Cyllan miró y un terror ciego nubló toda su razón. Al final de la calle, una figura solitaria se erguía como una estatua. Una prenda parecida a una mortaja envolvía su cuerpo, pero la cara cruel y de delicadas facciones se veía con bastante claridad, y un halo de cabellos rubios desprendía una luz brillante. Una aureola oscura centelleaba a su alrededor, y el personaje levantó una mano de largos dedos, invitándola a acercarse.

Ella había visto antes de ahora esta imagen de pesadilla...

Cyllan trató de echarse atrás, de huir de aquella figura hipnótica y de su mano autoritaria, pero no podía moverse. Su voluntad se estaba debilitando; estaba dominada por el insensato deseo de cruzar la puerta, salir a la calle y obedecer a la llamada. Oyó que Drachea murmuraba junto a ella: ¿Quién es?, con la voz de un niño aterrorizado, y ella sacudió la cabeza, incapaz de encontrar una respuesta.

La figura repitió su ademán, y fue como si unas cuerdas invisibles tirasen de sus miembros. Luchó contra esa fuerza con toda su energía, pero su pie izquierdo se deslizó hacia delante, impulsándola.

—¿Qué estás haciendo, Cyllan? —le gritó Drachea—. ¡Vuelve!

Ella no podía volver atrás. La llamada era demasiado fuerte, más poderosa que su miedo y su sentido de autoconservación. Y del corazón de la siniestra aparición brotó una luz irreal que cobró vida y aumentó, convirtiéndose en una estrella cegadora, que lo borró todo, salvo aquella mano que llamaba lentamente.

— ¡Cillan!

La voz de Drachea se desgarró en un grito de protesta cuando ella se desprendió bruscamente de su mano y salió de la taberna. Sin pararse a pensar, él salió corriendo tras ella; y entonces la reluciente aparición se desvaneció.

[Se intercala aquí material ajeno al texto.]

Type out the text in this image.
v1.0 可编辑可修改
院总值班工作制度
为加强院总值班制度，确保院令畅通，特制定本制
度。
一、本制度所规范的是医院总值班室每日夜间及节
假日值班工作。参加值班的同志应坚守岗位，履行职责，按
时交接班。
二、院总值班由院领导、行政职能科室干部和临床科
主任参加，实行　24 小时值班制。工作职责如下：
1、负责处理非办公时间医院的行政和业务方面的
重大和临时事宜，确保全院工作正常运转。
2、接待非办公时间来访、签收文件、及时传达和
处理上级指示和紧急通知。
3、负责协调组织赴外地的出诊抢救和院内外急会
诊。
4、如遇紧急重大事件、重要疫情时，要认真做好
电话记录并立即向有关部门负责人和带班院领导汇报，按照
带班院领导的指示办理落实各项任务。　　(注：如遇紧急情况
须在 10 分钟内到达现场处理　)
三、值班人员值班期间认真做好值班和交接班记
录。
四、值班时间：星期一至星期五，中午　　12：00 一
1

Cyllan lanzó un aullido bestial, que resonó en toda la callejuela, y se detuvo en seco, de manera que Drachea chocó contra ella. El la sacudió como si fuese una muñeca de trapo, gritando para hacerse entender.

—¡Cillan, el Warp! ¡Está llegando! En nombre de todo lo que es santo, ¡muévete!

Mientras gritaba las últimas palabras, la obligó a volverse, dispuesto a llevarla a rastras, si era necesario, al refugio de la taberna, antes de que fuese demasiado tarde. Se volvió y...

La pared de oscuridad les dio de lleno al barrer la calle con la rapidez y la furia de un maremoto. Drachea oyó la voz del Warp elevándose en un estruendoso crescendo detriunfo, y vio un torbellino de formas retorcidas que se le echaban encima, venidas de ninguna parte. Por un instante, sintió que Cyllan le agarraba una mano; después, un martillazo de agonía pareció romper todos los huesos de su cuerpo, y con él llegó un abrasador olvido.